Created attachment 23045 [details] Fix potential deadlock in __read_cache_page() The problem is that __read_cache_page() is calling add_to_page_cache_lru() with a hard-code GFP_KERNEL. Passing mapping_gfp_mask(mapping) eliminates the warning (at least in my testing).
I could reproduce the warning pretty easily on an Ultra5 (loop mounted 4 GB disk image, very slow box in general, easy to generate I/O load). After applying the patch to 2.6.33-rc6 it does NOT print this "inconsistent {RECLAIM_FS-ON-W} -> {IN-RECLAIM_FS-W} usage" warning any more. However, if I increased the load even further, another, slightly different warning is printed. Steps to reproduce, without the patch: # ls -lgos /mnt/test.img 4198404 -rw-r--r-- 1 4294967296 2010-02-03 11:09 /mnt/test.img # losetup -f /mnt/test.img # mkfs.jfs /dev/loop0 # mount -t jfs /dev/loop0 /mnt/test # dbench -t 600 -D /mnt/test -x 50 [...2 minutes later...] [ 581.301947] inconsistent {RECLAIM_FS-ON-W} -> {IN-RECLAIM_FS-W} usage. Steps to reproduce, with the patch: # dbench -t 600 -D /mnt/test -x 50 -> no warning. # dbench -t 600 -D /mnt/test -x 70 [...a few seconds later...] [ INFO: possible irq lock inversion dependency detected ] 2.6.33-rc6 #1 --------------------------------------------------------- dbench/8886 just changed the state of lock: (&jfs_ip->commit_mutex){+.+.+.}, at: [<00000000100b4d58>] jfs_mkdir+0x98/0x380 [jfs] but this lock was taken by another, RECLAIM_FS-safe lock in the past: (&jfs_ip->rdwrlock#3){+.+.-.} I'll attach the full dmesg to this bug.

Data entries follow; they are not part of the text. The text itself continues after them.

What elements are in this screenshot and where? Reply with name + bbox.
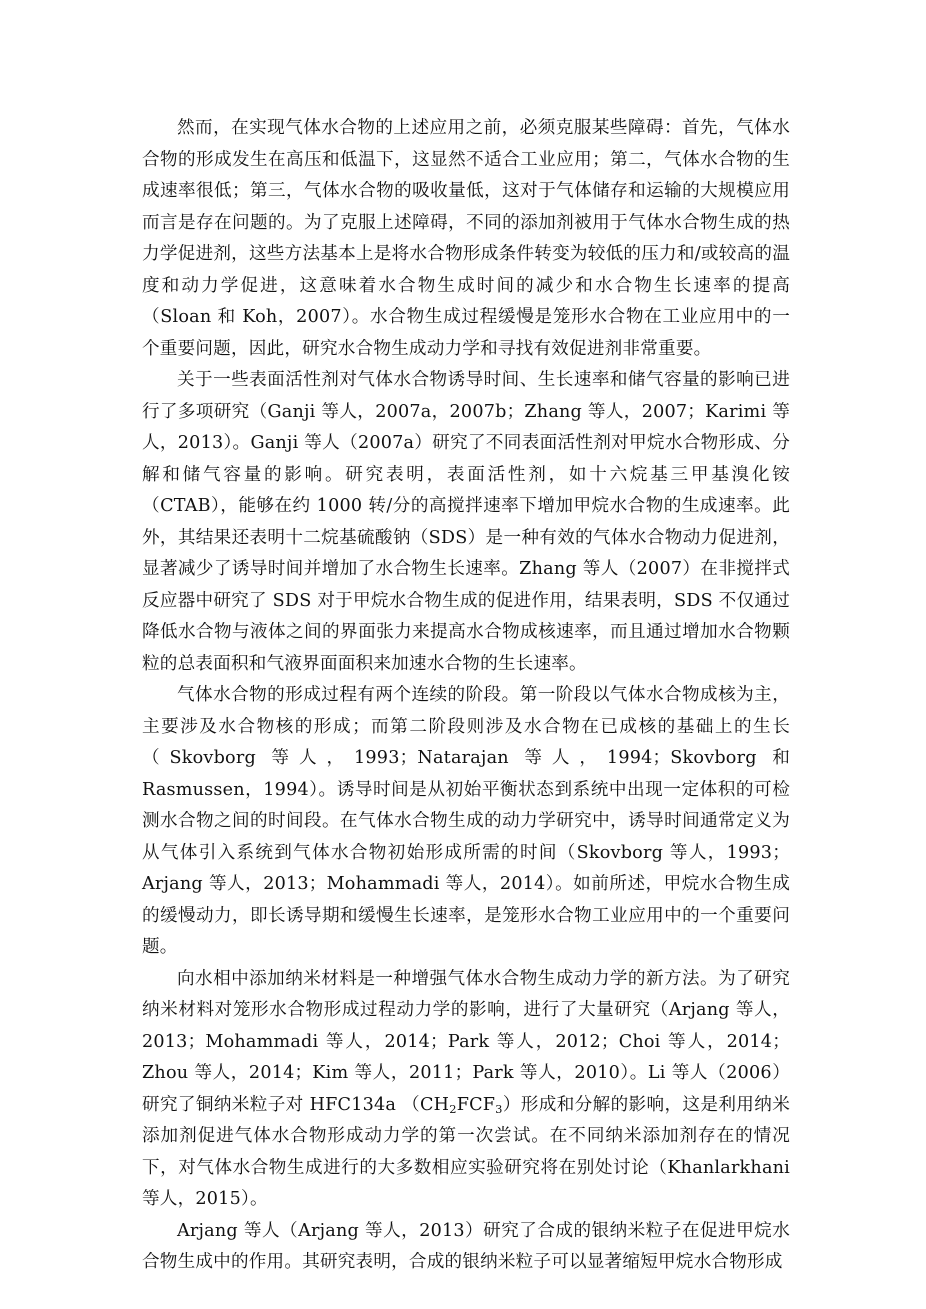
- paragraph-3: 气体水合物的形成过程有两个连续的阶段。第一阶段以气体水合物成核为主，主要涉及水合物核的形成；而第二阶段则涉及水合物在已成核的基础上的生长（Skovborg 等人，1993；Natarajan 等人，1994；Skovborg 和 Rasmussen，1994）。诱导时间是从初始平衡状态到系统中出现一定体积的可检测水合物之间的时间段。在气体水合物生成的动力学研究中，诱导时间通常定义为从气体引入系统到气体水合物初始形成所需的时间（Skovborg 等人，1993；Arjang 等人，2013；Mohammadi 等人，2014）。如前所述，甲烷水合物生成的缓慢动力，即长诱导期和缓慢生长速率，是笼形水合物工业应用中的一个重要问题。: [142, 685, 790, 957]
- body-text: [142, 113, 790, 1279]
- paragraph-2: 关于一些表面活性剂对气体水合物诱导时间、生长速率和储气容量的影响已进行了多项研究（Ganji 等人，2007a，2007b；Zhang 等人，2007；Karimi 等人，2013）。Ganji 等人（2007a）研究了不同表面活性剂对甲烷水合物形成、分解和储气容量的影响。研究表明，表面活性剂，如十六烷基三甲基溴化铵（CTAB），能够在约 1000 转/分的高搅拌速率下增加甲烷水合物的生成速率。此外，其结果还表明十二烷基硫酸钠（SDS）是一种有效的气体水合物动力促进剂，显著减少了诱导时间并增加了水合物生长速率。Zhang 等人（2007）在非搅拌式反应器中研究了 SDS 对于甲烷水合物生成的促进作用，结果表明，SDS 不仅通过降低水合物与液体之间的界面张力来提高水合物成核速率，而且通过增加水合物颗粒的总表面积和气液界面面积来加速水合物的生长速率。: [142, 370, 790, 674]
- paragraph-4-text-c: ）形成和分解的影响，这是利用纳米添加剂促进气体水合物形成动力学的第一次尝试。在不同纳米添加剂存在的情况下，对气体水合物生成进行的大多数相应实验研究将在别处讨论（Khanlarkhani 等人，2015）。: [142, 1094, 791, 1209]
- formula-subscript-2: 2: [449, 1101, 457, 1116]
- paragraph-4: [142, 964, 790, 1216]
- paragraph-4-text-b: FCF: [456, 1094, 496, 1115]
- paragraph-5: Arjang 等人（Arjang 等人，2013）研究了合成的银纳米粒子在促进甲烷水合物生成中的作用。其研究表明，合成的银纳米粒子可以显著缩短甲烷水合物形成: [142, 1220, 790, 1272]
- formula-subscript-3: 3: [495, 1101, 503, 1116]
- paragraph-4-text-a: 向水相中添加纳米材料是一种增强气体水合物生成动力学的新方法。为了研究纳米材料对笼形水合物形成过程动力学的影响，进行了大量研究（Arjang 等人，2013；Mohammadi 等人，2014；Park 等人，2012；Choi 等人，2014；Zhou 等人，2014；Kim 等人，2011；Park 等人，2010）。Li 等人（2006）研究了铜纳米粒子对 HFC134a （CH: [142, 968, 790, 1115]
- paragraph-1: 然而，在实现气体水合物的上述应用之前，必须克服某些障碍：首先，气体水合物的形成发生在高压和低温下，这显然不适合工业应用；第二，气体水合物的生成速率很低；第三，气体水合物的吸收量低，这对于气体储存和运输的大规模应用而言是存在问题的。为了克服上述障碍，不同的添加剂被用于气体水合物生成的热力学促进剂，这些方法基本上是将水合物形成条件转变为较低的压力和/或较高的温度和动力学促进，这意味着水合物生成时间的减少和水合物生长速率的提高（Sloan 和 Koh，2007）。水合物生成过程缓慢是笼形水合物在工业应用中的一个重要问题，因此，研究水合物生成动力学和寻找有效促进剂非常重要。: [142, 118, 790, 359]
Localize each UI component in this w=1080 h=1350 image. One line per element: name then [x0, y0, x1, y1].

Created attachment 24984 [details] dmesg after running "dbench -t 600 -D /mnt/test -x 70" with Dave's patch applied
This still happens with 2.6.34-rc3 on x86-64, this time it was easily triggered by "tar -cf - /usr | tar -C /mnt/disk/tar -xf -" with /mnt/disk being a JFS partition: http://nerdbynature.de/bits/2.6.34-rc3/jfs/
I get this on 3.0.38 on ARM. Is this the same bug? ========================================================= [ INFO: possible irq lock inversion dependency detected ] 3.0.38-dg+ #44 --------------------------------------------------------- kswapd0/17 just changed the state of lock: (&jfs_ip->rdwrlock#2){++++-.}, at: [<c0181be8>] jfs_get_block+0x44/0x290 but this lock took another, RECLAIM_FS-unsafe lock in the past: (&jfs_ip->commit_mutex){+.+.+.} and interrupts could create inverse lock ordering between them. other info that might help us debug this: Possible interrupt unsafe locking scenario: CPU0 CPU1 ---- ---- lock(&jfs_ip->commit_mutex); local_irq_disable(); lock(&jfs_ip->rdwrlock); lock(&jfs_ip->commit_mutex); <Interrupt> lock(&jfs_ip->rdwrlock); [...rest of trace attached...]
Created attachment 76181 [details] Full trace from ARM 3.0.38 kernel
This bug relates to a very old kernel. Closing as obsolete.
Yep. I have moved ftp.linux.cz to XFS long time ago.